The house originally had a 4-room plan. The front door opens directly onto a staircase; large rooms flank the staircase, each with a fireplace, and a smaller, unheated room lies beyond. The building is two storeys high, with single-storey lean-tos. The front elevation has a symmetrical arrangement of four windows: three-light windows in the two centre bays and single-light windows at either end, featuring wood mullions and 19th century small-paned glazing, likely original. Plank doors are positioned in the centre and at each end of the ground storey, with a gabled stone porch having stone seats on either side at the central doorway. Ground-storey openings, aside from the left-hand doorway (which has a plain granite lintel), are topped with flat arches incorporating roughly shaped voussoirs. The shippon end has a plank door at the left-hand end, above which is a 20th century window, and to its right a blocked ventilation slit. A stone lean-to is attached to the right-hand end. The lower gable wall, facing the road, has three ground-storey ventilation slits and one above in the gable; all are now glazed. At the base of the wall is a drain outlet. A single ventilation slit is present in the rear wall.

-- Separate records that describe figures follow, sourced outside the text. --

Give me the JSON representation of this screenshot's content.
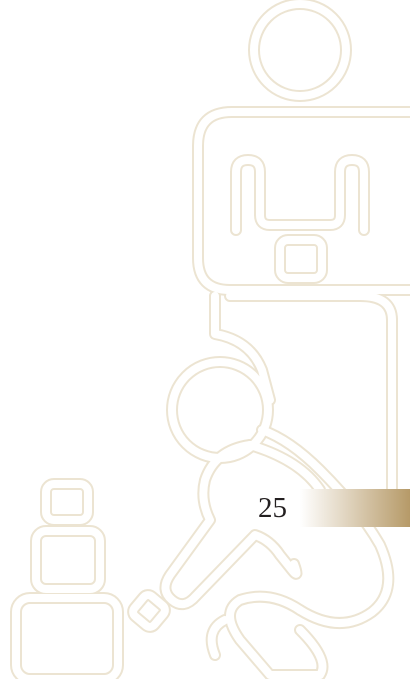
{
  "page_number": "25"
}
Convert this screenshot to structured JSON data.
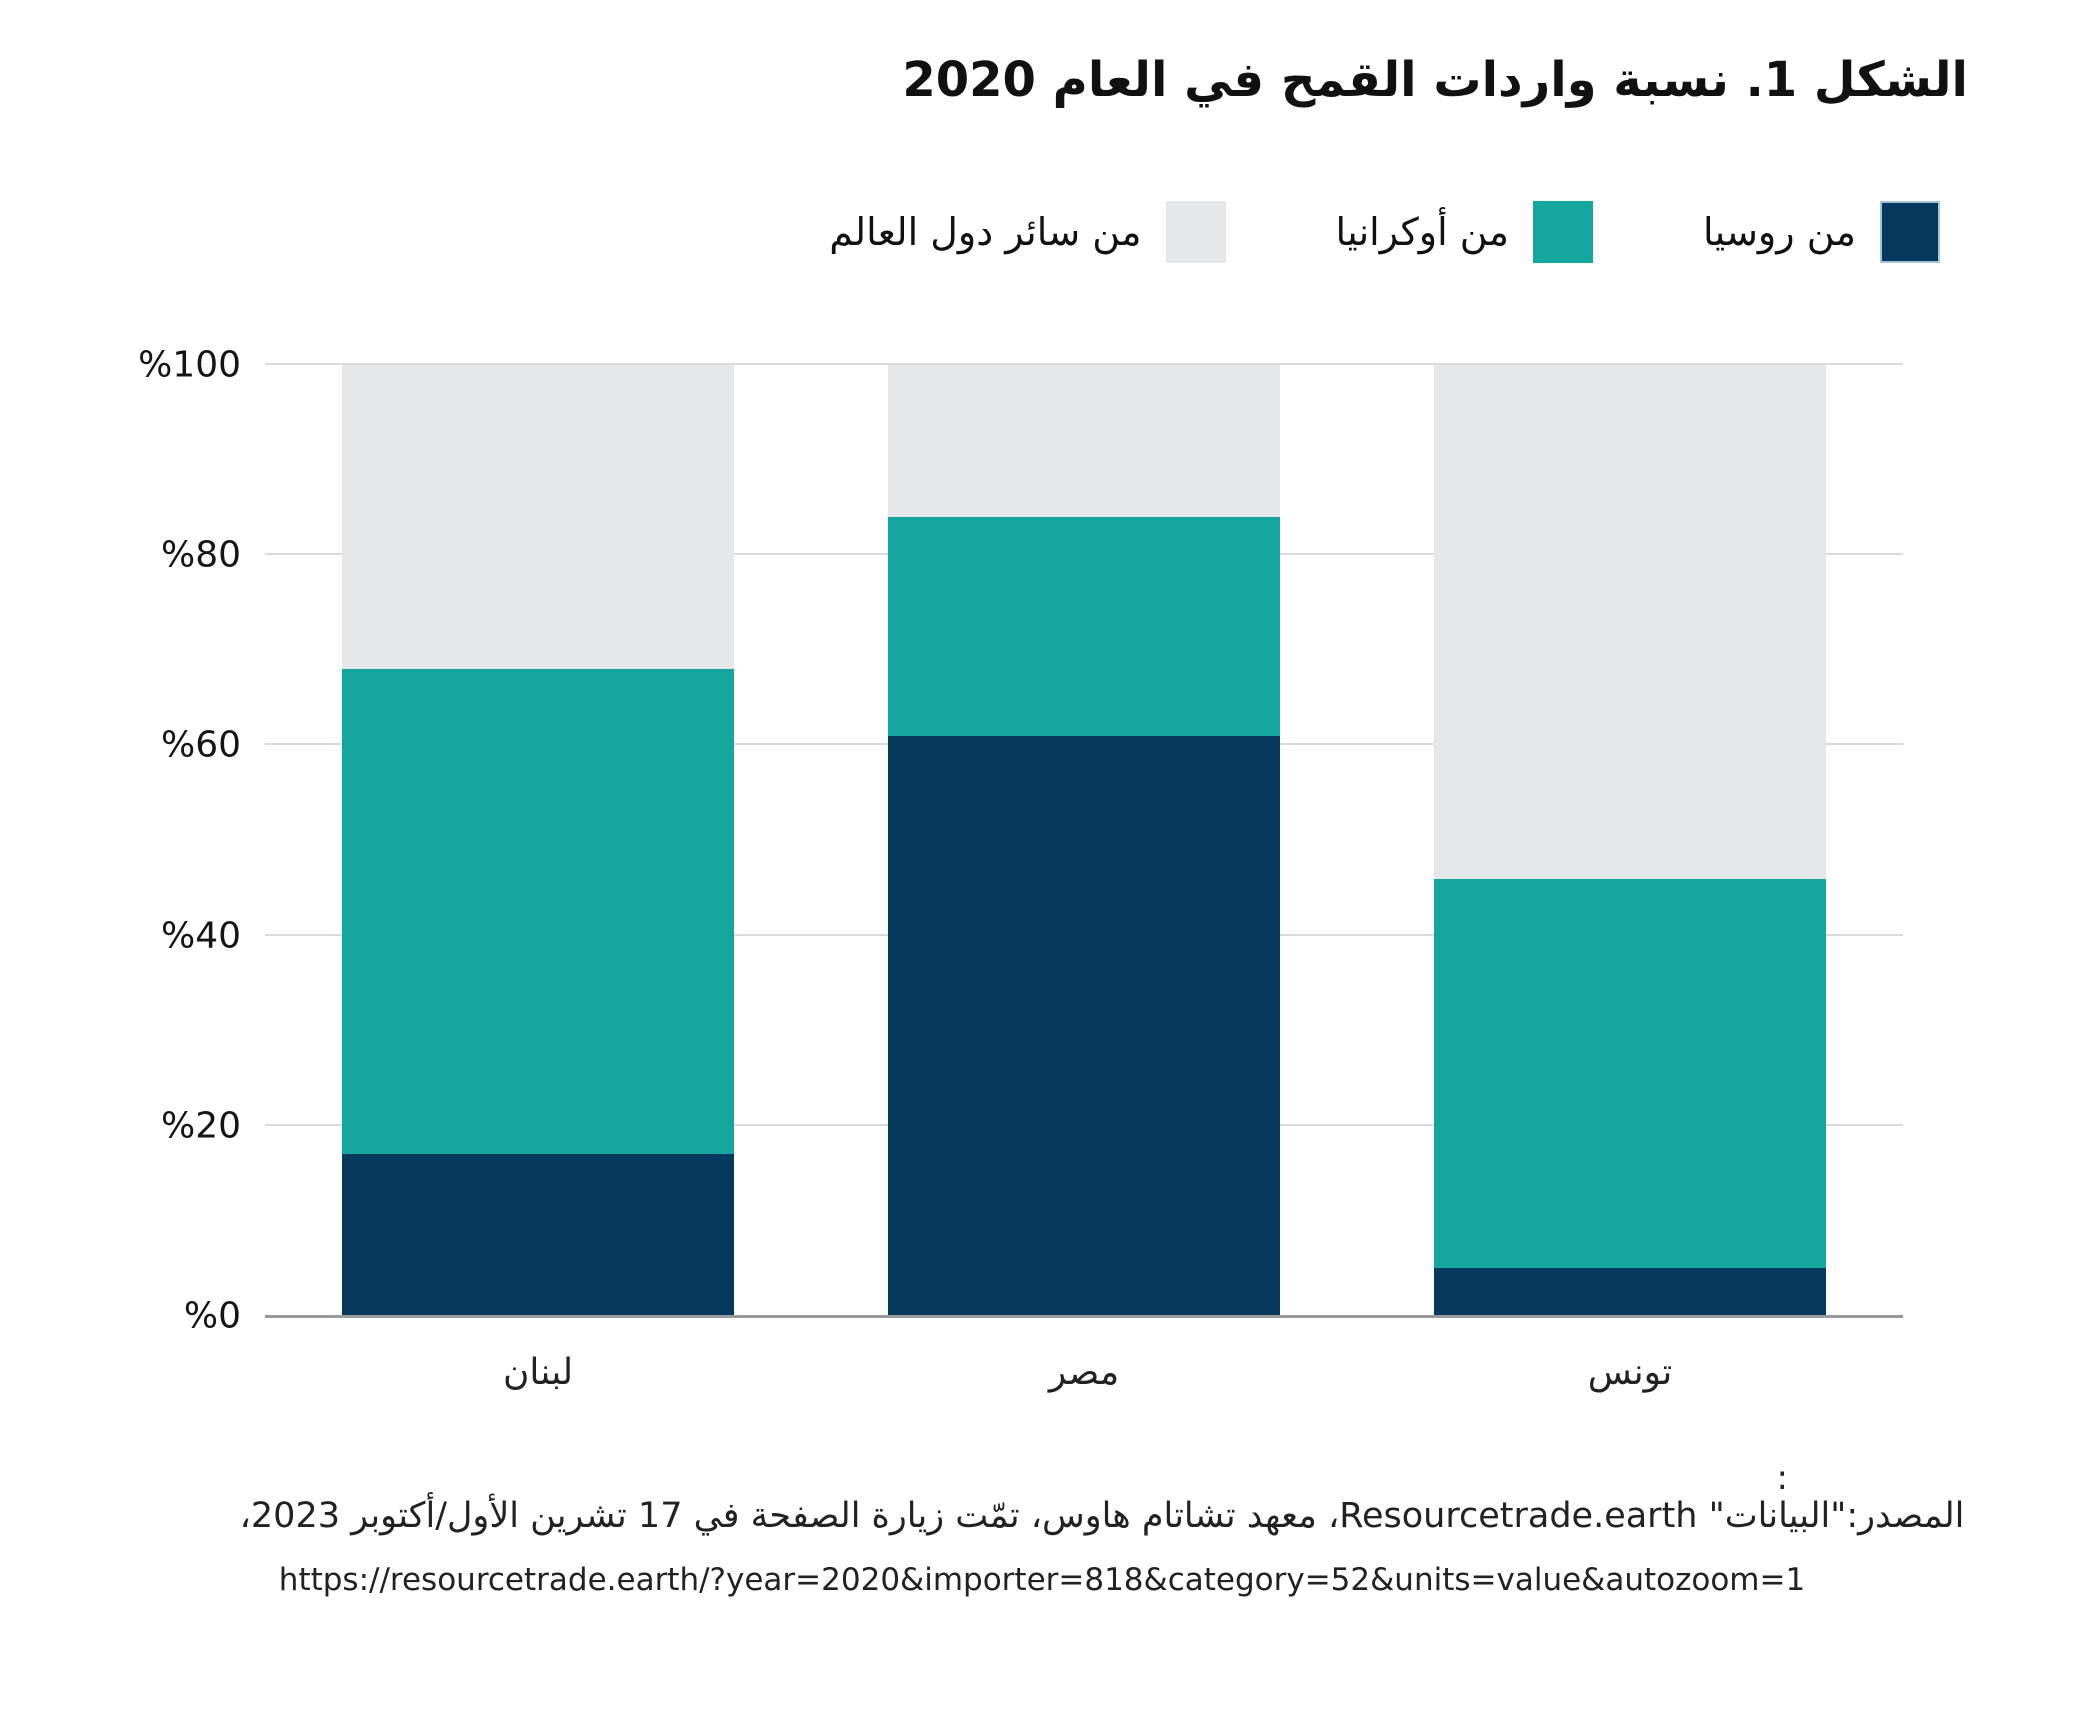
{
  "chart_data": {
    "type": "bar",
    "stacked": true,
    "title": "الشكل 1. نسبة واردات القمح في العام 2020",
    "categories": [
      "لبنان",
      "مصر",
      "تونس"
    ],
    "series": [
      {
        "name": "من روسيا",
        "color": "#053A5E",
        "swatch_border": "#A9C3D6",
        "values": [
          17,
          61,
          5
        ]
      },
      {
        "name": "من أوكرانيا",
        "color": "#15A79F",
        "swatch_border": "",
        "values": [
          51,
          23,
          41
        ]
      },
      {
        "name": "من سائر دول العالم",
        "color": "#E6E7E8",
        "swatch_border": "",
        "values": [
          32,
          16,
          54
        ]
      }
    ],
    "ylim": [
      0,
      100
    ],
    "yticks": [
      {
        "value": 0,
        "label": "%0"
      },
      {
        "value": 20,
        "label": "%20"
      },
      {
        "value": 40,
        "label": "%40"
      },
      {
        "value": 60,
        "label": "%60"
      },
      {
        "value": 80,
        "label": "%80"
      },
      {
        "value": 100,
        "label": "%100"
      }
    ],
    "grid": true,
    "legend_position": "top-right",
    "grid_color": "#D9DADC",
    "axis_color": "#9B9B9B"
  },
  "footer": {
    "colon": ":",
    "source": "المصدر:\"البيانات\" Resourcetrade.earth، معهد تشاتام هاوس، تمّت زيارة الصفحة في 17 تشرين الأول/أكتوبر 2023،",
    "url": "https://resourcetrade.earth/?year=2020&importer=818&category=52&units=value&autozoom=1"
  }
}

The interior of the left-hand ground-storey room contains a large fireplace with a flat arch and voussoirs similar to those on the exterior, along with chamfered upper-floor beams with run-out stops. The right-hand room features a Victorian cast-iron grate with patterned tiles. The roof has trusses with collars pegged to the faces of the principal rafters; there are no common rafters, only heavy thatching spars. The former shippon has a cobbled floor with a central drain, along with feeding trough stones with slots for tethering posts. There is no connecting door between the house and the shippon, and no evidence of one ever having existed. The roof was rebuilt in the 20th century.

The farmhouse is part of a good group with a barn and stable (listed separately) located on the opposite side of the farmyard.